Article updated on Sept. 4.

Chevron Corp. has reached a settlement agreement whereby H5, a California-based e-discovery and litigation services firm, has withdrawn its support from litigation against Chevron in Ecuador and assigned its 1.25% interest in the $9.5-billion Ecuadorian judgment to Chevron.

Chevron in 2014 obtained court-ordered discovery from H5 for the company’s role in supporting and advancing the lawsuit led by Steven Donziger.

H5 became involved in the case in 2009, helping enlist funding from UK-based litigation funder Burford Capital Ltd. and Gibraltar-based businessman James Russell DeLeon (OGJ, Mar. 2, 2015, p. 112), as well as helping bring the Patton Boggs law firm into the case to provide legal support. Burford, DeLeon, and Patton Boggs have all since withdrawn their support from the lawsuit and settled with Chevron.

H5 also assisted Donziger’s team in responding to Chevron’s discovery related to the Cabrera Report, an Ecuadorian court-ordered damages report that a US federal court later found was secretly authored by Donziger and Stratus Consulting, a Colorado-based environmental consulting firm. Stratus has also subsequently settled with Chevron.

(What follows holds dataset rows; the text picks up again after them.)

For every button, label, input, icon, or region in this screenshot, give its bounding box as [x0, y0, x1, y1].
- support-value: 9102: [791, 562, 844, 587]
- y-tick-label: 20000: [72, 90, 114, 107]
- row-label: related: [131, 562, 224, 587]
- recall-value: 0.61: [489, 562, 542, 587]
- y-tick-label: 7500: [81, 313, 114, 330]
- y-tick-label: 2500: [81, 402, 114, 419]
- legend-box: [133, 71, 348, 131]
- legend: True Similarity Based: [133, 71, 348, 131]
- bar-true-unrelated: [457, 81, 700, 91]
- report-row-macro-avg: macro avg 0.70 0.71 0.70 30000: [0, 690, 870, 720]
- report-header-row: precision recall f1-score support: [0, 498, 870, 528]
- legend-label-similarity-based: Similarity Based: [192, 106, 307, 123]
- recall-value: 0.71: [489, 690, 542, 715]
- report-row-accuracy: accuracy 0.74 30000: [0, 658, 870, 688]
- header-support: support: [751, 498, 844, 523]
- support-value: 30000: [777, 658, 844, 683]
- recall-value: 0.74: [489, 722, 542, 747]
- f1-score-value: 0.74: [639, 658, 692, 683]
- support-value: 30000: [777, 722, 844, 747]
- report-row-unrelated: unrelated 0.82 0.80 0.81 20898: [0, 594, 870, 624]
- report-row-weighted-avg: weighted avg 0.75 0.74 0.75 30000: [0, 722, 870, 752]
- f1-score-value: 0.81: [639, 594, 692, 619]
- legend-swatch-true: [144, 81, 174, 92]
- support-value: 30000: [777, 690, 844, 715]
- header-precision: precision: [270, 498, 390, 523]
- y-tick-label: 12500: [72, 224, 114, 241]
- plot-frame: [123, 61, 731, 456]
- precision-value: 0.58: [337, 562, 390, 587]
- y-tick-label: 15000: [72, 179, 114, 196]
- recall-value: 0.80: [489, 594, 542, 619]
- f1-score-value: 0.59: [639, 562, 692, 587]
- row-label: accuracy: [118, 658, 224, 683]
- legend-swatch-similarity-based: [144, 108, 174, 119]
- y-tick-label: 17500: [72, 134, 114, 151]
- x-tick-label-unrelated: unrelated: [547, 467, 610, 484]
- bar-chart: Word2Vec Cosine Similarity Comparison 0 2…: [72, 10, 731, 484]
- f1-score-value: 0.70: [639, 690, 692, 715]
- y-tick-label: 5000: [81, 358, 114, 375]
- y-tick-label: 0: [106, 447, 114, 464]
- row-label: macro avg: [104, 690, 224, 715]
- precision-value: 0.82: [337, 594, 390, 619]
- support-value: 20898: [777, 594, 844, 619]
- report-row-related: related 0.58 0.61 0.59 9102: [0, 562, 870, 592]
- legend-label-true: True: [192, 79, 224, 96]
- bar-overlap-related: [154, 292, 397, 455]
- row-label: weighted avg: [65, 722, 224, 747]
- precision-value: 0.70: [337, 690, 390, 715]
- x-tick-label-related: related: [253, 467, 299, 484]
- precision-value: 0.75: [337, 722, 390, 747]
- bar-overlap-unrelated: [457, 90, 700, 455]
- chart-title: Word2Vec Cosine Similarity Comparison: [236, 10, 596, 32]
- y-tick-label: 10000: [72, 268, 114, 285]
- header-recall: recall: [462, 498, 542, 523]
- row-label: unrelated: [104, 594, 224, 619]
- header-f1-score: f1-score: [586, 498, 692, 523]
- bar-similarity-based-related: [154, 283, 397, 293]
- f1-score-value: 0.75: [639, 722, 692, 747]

On Mar. 4, 2014, Judge Lewis Kaplan of the US District Court for the Southern District of New York ruled that the $9.5 billion judgment against Chevron in Ecuador was the product of fraud and racketeering activity, finding it unenforceable in the US and holding Steven Donziger liable for RICO violations (OGJ, Mar. 17, 2014, p. 29).

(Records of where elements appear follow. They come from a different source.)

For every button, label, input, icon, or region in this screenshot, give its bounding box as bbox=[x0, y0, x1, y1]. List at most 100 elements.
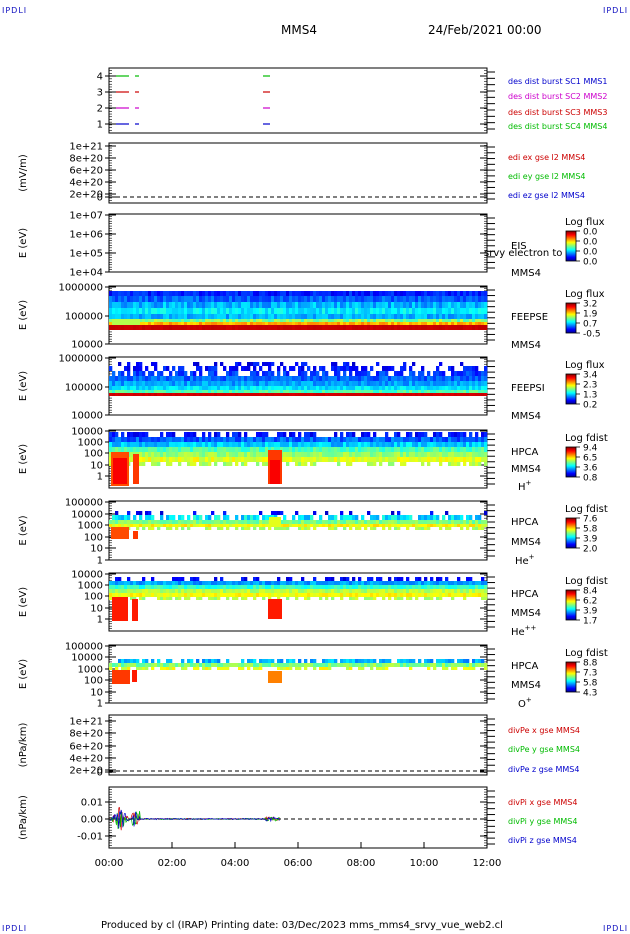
ytick-label: 0 bbox=[97, 768, 103, 779]
colorbar-tick: 1.7 bbox=[583, 617, 597, 627]
colorbar-tick: 3.2 bbox=[583, 300, 597, 310]
ylabel-hpca-he: E (eV) bbox=[18, 515, 29, 545]
ytick-label: 1000 bbox=[78, 438, 103, 449]
ytick-label: 0.00 bbox=[81, 815, 103, 826]
colorbar-tick: 4.3 bbox=[583, 689, 597, 699]
ylabel-divpe: (nPa/km) bbox=[18, 723, 29, 768]
ytick-label: 10 bbox=[90, 544, 103, 555]
colorbar-tick: 7.3 bbox=[583, 669, 597, 679]
spike bbox=[112, 597, 128, 621]
legend-item: des dist burst SC3 MMS3 bbox=[508, 108, 607, 117]
ytick-label: 10 bbox=[90, 461, 103, 472]
species-label: H+ bbox=[518, 479, 532, 493]
legend-item: divPi y gse MMS4 bbox=[508, 817, 577, 826]
panel-hpca-he bbox=[108, 500, 488, 561]
corner-mark-bottom-right: IPDLI bbox=[603, 924, 629, 933]
spike bbox=[133, 531, 138, 539]
spectrogram-hpca-o bbox=[109, 659, 488, 684]
instrument-spacecraft: MMS4 bbox=[511, 340, 541, 351]
colorbar-title: Log fdist bbox=[565, 504, 608, 515]
ytick-label: 8e+20 bbox=[69, 154, 103, 165]
xtick-label: 10:00 bbox=[410, 858, 439, 869]
ylabel-edi-e: (mV/m) bbox=[18, 154, 29, 192]
legend-item: des dist burst SC2 MMS2 bbox=[508, 92, 607, 101]
colorbar-tick: 3.6 bbox=[583, 464, 598, 474]
colorbar-title: Log flux bbox=[565, 217, 605, 228]
instrument-name: HPCA bbox=[511, 517, 539, 528]
instrument-spacecraft: MMS4 bbox=[511, 268, 541, 279]
ytick-label: 4e+20 bbox=[69, 754, 103, 765]
colorbar-title: Log flux bbox=[565, 360, 605, 371]
ytick-label: 1000000 bbox=[58, 354, 103, 365]
colorbar-tick: 0.0 bbox=[583, 238, 598, 248]
ytick-label: 10000 bbox=[71, 411, 103, 422]
spike bbox=[132, 670, 137, 682]
divpi-traces bbox=[109, 807, 280, 831]
panel-eis bbox=[108, 213, 488, 273]
ytick-label: 3 bbox=[97, 88, 103, 99]
colorbar-tick: 0.0 bbox=[583, 228, 598, 238]
panel-divpi bbox=[108, 786, 488, 849]
ylabel-feepse: E (eV) bbox=[18, 300, 29, 330]
spike bbox=[132, 599, 138, 621]
footer-credits: Produced by cl (IRAP) Printing date: 03/… bbox=[101, 920, 503, 931]
xtick-label: 06:00 bbox=[284, 858, 313, 869]
legend-item: divPi x gse MMS4 bbox=[508, 798, 577, 807]
legend-item: divPe x gse MMS4 bbox=[508, 726, 580, 735]
spike bbox=[111, 527, 129, 539]
ytick-label: 1e+04 bbox=[69, 268, 103, 279]
colorbar-tick: 6.5 bbox=[583, 454, 597, 464]
spectrogram-hpca-he2 bbox=[109, 577, 488, 621]
colorbar-tick: 1.3 bbox=[583, 391, 597, 401]
legend-item: divPe y gse MMS4 bbox=[508, 745, 580, 754]
colorbar-tick: 0.0 bbox=[583, 258, 598, 268]
instrument-name: FEEPSE bbox=[511, 312, 548, 323]
spike bbox=[268, 671, 282, 683]
ytick-label: 1e+06 bbox=[69, 230, 103, 241]
legend-item: divPi z gse MMS4 bbox=[508, 836, 577, 845]
spacecraft-title: MMS4 bbox=[281, 23, 317, 37]
corner-mark-top-left: IPDLI bbox=[2, 6, 28, 15]
instrument-name: EIS bbox=[511, 241, 527, 252]
ytick-label: 8e+20 bbox=[69, 729, 103, 740]
ytick-label: 1000000 bbox=[58, 283, 103, 294]
ytick-label: 6e+20 bbox=[69, 742, 103, 753]
ytick-label: 10 bbox=[90, 688, 103, 699]
ytick-label: 1e+21 bbox=[69, 717, 103, 728]
colorbar-tick: 5.8 bbox=[583, 679, 598, 689]
ytick-label: 1 bbox=[97, 120, 103, 131]
ytick-label: 100000 bbox=[65, 383, 103, 394]
colorbar-title: Log flux bbox=[565, 289, 605, 300]
spike bbox=[112, 319, 140, 325]
legend-item: edi ey gse l2 MMS4 bbox=[508, 172, 586, 181]
legend-item: des dist burst SC1 MMS1 bbox=[508, 77, 607, 86]
ytick-label: 100 bbox=[84, 533, 103, 544]
legend-item: edi ez gse l2 MMS4 bbox=[508, 191, 585, 200]
instrument-spacecraft: MMS4 bbox=[511, 464, 541, 475]
spectrogram-feepsi bbox=[109, 362, 488, 396]
date-title: 24/Feb/2021 00:00 bbox=[428, 23, 542, 37]
colorbar-tick: 0.7 bbox=[583, 320, 597, 330]
ytick-label: 2e+20 bbox=[69, 766, 103, 777]
ytick-label: 2e+20 bbox=[69, 190, 103, 201]
species-label: He+ bbox=[515, 553, 535, 567]
spectrogram-feepse bbox=[109, 291, 488, 330]
legend-item: divPe z gse MMS4 bbox=[508, 765, 579, 774]
ytick-label: 100 bbox=[84, 676, 103, 687]
ytick-label: 1000 bbox=[78, 581, 103, 592]
panel-hpca-o bbox=[108, 644, 488, 704]
colorbar-tick: 0.0 bbox=[583, 248, 598, 258]
colorbar-tick: 5.8 bbox=[583, 525, 598, 535]
ytick-label: -0.01 bbox=[77, 832, 103, 843]
spectrogram-hpca-h bbox=[109, 432, 488, 486]
species-label: He++ bbox=[511, 624, 537, 638]
ytick-label: 100000 bbox=[65, 642, 103, 653]
instrument-spacecraft: MMS4 bbox=[511, 537, 541, 548]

In a public statement following the settlement with Chevron, H5 said, “Last year, Chevron obtained a ruling in its favor from US District Judge Lewis A. Kaplan in New York. Although H5 was not a party to that lawsuit, H5 has reviewed Judge Kaplan's extensive findings. In view of those findings, among other reasons, H5 has decided it does not want to profit from the Ecuadorian Judgment and is therefore relinquishing any interest in the judgment.”

Chevron still has claims pending in Gibraltar against Amazonia Recovery Ltd., a Gibraltar-based company set up to receive and distribute funds resulting from the Ecuadorian judgment, and Pablo Fajardo, Luis Yanza, and Ermel Chavez, who are directors of the company. Chevron alleges that Amazonia is a vehicle to perpetuate the ongoing fraud.

Separately, Canada's Supreme Court ruled on Sept. 4 that Ecuadorian villagers can sue Chevron in an Ontario federal court.